In an op-ed in today's Washington Post, retired Army general John Abizaid and Rosa Brooks, a former Defense Department official, warn that "[t]he United States' drone policies damage its credibility, undermine the rule of law and create a potentially destabilizing international precedent—one that repressive regimes around the globe will undoubtedly exploit." Their argument, which comes from a report they produced for the Stimson Center together with a task force of former defense and intelligence officials, is essentially that unmanned aerial vehicles make the use of lethal force across borders too easy, and we need to establish strict policies limiting their use.
True enough. But the question I'm left with is, how much will the United States' policies really determine the worldwide future of drones and their use?

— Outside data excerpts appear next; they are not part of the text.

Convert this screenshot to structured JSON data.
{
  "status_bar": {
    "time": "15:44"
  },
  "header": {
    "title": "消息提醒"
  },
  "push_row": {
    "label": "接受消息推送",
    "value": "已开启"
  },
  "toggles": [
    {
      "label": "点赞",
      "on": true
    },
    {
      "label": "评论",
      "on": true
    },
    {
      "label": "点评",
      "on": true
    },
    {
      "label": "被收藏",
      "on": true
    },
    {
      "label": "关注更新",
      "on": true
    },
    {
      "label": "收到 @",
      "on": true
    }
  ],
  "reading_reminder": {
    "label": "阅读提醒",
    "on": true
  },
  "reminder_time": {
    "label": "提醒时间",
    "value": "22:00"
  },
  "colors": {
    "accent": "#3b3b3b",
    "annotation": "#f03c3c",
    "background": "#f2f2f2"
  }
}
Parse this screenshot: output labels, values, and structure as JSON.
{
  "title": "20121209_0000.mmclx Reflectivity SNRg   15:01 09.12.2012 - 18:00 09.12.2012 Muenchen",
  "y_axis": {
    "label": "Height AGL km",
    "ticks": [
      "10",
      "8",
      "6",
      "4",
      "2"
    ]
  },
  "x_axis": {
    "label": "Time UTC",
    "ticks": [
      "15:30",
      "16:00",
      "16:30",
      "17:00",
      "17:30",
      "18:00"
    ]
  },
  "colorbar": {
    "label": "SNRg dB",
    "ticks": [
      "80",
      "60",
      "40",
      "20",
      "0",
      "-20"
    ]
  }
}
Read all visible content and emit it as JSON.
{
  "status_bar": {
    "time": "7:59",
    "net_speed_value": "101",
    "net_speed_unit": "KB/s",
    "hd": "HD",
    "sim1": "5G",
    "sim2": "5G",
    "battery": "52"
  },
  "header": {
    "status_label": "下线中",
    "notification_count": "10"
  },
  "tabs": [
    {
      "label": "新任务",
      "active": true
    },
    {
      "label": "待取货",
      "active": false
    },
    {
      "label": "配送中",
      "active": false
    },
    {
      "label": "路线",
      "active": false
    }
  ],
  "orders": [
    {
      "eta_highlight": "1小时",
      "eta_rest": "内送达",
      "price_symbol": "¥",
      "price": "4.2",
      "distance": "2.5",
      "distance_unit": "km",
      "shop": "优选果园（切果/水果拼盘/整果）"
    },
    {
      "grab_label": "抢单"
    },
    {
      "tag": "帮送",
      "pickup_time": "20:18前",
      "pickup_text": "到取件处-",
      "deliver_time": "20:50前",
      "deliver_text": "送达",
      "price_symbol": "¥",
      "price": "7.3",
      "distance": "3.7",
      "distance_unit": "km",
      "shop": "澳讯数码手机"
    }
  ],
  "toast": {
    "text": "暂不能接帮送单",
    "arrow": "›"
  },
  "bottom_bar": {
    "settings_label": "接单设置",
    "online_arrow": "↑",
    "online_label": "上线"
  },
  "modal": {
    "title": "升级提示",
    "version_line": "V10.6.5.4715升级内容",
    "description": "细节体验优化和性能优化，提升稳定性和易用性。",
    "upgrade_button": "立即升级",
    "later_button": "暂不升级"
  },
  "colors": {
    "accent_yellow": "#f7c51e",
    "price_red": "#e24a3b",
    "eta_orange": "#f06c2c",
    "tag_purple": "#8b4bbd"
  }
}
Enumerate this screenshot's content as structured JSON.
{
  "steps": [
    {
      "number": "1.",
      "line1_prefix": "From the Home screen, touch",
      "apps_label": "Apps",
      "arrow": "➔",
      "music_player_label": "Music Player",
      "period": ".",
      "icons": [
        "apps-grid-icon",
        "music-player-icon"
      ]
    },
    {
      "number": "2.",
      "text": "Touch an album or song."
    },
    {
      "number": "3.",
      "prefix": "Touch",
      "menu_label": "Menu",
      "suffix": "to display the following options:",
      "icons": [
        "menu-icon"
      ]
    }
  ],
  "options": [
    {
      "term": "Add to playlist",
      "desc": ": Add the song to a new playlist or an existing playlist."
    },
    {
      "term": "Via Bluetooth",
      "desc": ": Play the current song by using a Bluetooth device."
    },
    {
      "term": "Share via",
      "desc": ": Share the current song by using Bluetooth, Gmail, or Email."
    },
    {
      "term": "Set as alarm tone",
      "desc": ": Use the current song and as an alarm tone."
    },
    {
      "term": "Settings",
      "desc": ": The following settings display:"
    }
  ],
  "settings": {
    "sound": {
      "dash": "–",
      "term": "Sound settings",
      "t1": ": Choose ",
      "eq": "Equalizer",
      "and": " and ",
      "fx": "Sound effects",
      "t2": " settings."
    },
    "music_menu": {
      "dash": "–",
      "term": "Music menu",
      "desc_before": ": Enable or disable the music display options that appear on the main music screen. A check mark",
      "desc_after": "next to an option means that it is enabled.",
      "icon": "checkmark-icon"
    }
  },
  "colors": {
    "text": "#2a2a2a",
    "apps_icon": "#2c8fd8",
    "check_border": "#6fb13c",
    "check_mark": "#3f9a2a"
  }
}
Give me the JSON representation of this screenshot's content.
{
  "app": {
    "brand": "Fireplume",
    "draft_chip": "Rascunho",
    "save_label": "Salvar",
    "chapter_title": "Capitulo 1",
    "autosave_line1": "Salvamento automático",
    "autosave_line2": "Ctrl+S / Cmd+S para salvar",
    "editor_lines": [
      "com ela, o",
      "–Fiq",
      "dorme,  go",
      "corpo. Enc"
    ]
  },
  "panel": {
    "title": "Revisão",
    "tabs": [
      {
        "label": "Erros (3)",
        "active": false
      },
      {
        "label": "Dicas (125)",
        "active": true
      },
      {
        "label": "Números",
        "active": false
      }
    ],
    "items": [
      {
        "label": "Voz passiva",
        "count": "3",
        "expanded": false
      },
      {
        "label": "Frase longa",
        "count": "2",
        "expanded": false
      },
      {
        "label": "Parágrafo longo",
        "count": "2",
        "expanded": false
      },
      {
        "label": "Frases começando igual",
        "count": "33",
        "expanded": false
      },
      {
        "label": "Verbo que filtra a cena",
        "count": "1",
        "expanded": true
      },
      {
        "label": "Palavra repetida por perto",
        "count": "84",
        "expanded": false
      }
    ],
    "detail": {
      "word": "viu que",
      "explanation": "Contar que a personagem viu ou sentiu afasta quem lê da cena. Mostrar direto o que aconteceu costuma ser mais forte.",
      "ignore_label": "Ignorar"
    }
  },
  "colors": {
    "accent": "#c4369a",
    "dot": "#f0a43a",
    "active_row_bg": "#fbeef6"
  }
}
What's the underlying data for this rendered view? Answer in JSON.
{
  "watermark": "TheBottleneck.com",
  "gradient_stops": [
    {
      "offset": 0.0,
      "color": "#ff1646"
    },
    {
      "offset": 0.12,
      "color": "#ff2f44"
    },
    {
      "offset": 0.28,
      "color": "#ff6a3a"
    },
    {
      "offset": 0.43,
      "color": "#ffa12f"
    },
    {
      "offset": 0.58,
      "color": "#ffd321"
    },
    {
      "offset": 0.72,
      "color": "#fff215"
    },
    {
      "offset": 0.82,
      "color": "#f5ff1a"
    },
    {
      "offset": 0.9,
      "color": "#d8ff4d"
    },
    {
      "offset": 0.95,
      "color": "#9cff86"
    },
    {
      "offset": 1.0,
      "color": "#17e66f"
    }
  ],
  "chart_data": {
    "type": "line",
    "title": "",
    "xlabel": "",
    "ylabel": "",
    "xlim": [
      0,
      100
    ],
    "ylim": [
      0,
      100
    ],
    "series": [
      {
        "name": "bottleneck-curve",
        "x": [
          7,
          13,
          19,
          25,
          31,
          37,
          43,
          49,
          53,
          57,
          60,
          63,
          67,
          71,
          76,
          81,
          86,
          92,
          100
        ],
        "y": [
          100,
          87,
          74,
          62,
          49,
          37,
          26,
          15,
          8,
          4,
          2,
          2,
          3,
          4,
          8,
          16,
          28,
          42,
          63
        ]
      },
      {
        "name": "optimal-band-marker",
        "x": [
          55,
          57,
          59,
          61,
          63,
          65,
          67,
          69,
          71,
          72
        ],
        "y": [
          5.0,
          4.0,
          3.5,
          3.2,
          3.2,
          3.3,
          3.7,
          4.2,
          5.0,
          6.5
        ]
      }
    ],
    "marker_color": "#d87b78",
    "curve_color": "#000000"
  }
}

Before we get to that, we should acknowledge that President Obama has declared his intention to establish rules restraining his own and future presidents' use of drones. In a May speech, he argued that drone strikes should only be undertaken "only when we face a continuing, imminent threat, and only where there is no certainty—there is near certainty of no civilian casualties. For our actions should meet a simple test: We must not create more enemies than we take off the battlefield." Which sounds good, were it not for the fact that we've been regularly been creating more enemies than we take off the battlefield, in all kinds of ways.
One of the core problems with drone strikes is not just that they often kill civilians, but that they carry symbolic meaning in the places where we've used them. They can come to be seen as a representation of American arrogance and power, with the global hegemon granting itself the right to rain down robotic death from above at any time, at any place, across any border where it might perceive a threat.
You don't have to agree with that perception to acknowledge that it exists. But it isn't hard to see why drone strikes have been so attractive as a military tool to this president. He inherited two grinding wars started by his predecessor, which cost trillions and resulted in thousands of American deaths. Drones, on the other hand, offer the possibility of achieving finite military objectives at limited cost and with no risk to American personnel. Although the number of strikes has been tapering of late (they peaked in Pakistan in 2010 and in Yemen in 2012, and have declined since then), they remain a central tool of our military policy.
The Stimson report argues that if the U.S. uses drones arbitrarily, other nations will follow our lead, which seems like a reasonable prediction. But it's less clear why, if we establish careful legal and procedural restraints on our use of drones, other nations would do the same. Reading the report, I was struck by the general presumption that other nations are going to be taking their cues from us, both in positive and negative ways. For instance, members of the task force write, "US practices set a dangerous precedent that may be seized upon by other states—not all of which are likely to behave as scrupulously as US officials." If those nations are unscrupulous, then why would they care how responsible we're being?
This is important because pretty much every country with a military either already has drones or will be getting them soon (most of those are for surveillance and not yet weaponized, but they will be eventually). We can impose all kinds of checks and balances on our drone policy, but no matter how thoughtfully they might be developed, that doesn't mean that China or Russia, not to mention smaller states, would do the same.
The result could be a democratization of certain kinds of military force. Incursions across borders will become cheap, easy, and relatively low-risk. Assassinations could become a lot more common, and just imagine how we'd feel if, say, China sent a drone to blow up a dissident who was living in Santa Monica.
That's unlikely, of course, since pissing off the United States could have dramatic consequences. But drones could serve to quickly escalate low-level conflicts between small states, or even not-so-small ones like India and Pakistan. Or Iran.
To be clear, the recommendations in the Stimson report about setting up tight procedures, oversight, and transparency around American drone use are all good. But they may not do much to prevent drone technology from making this a more dangerous world.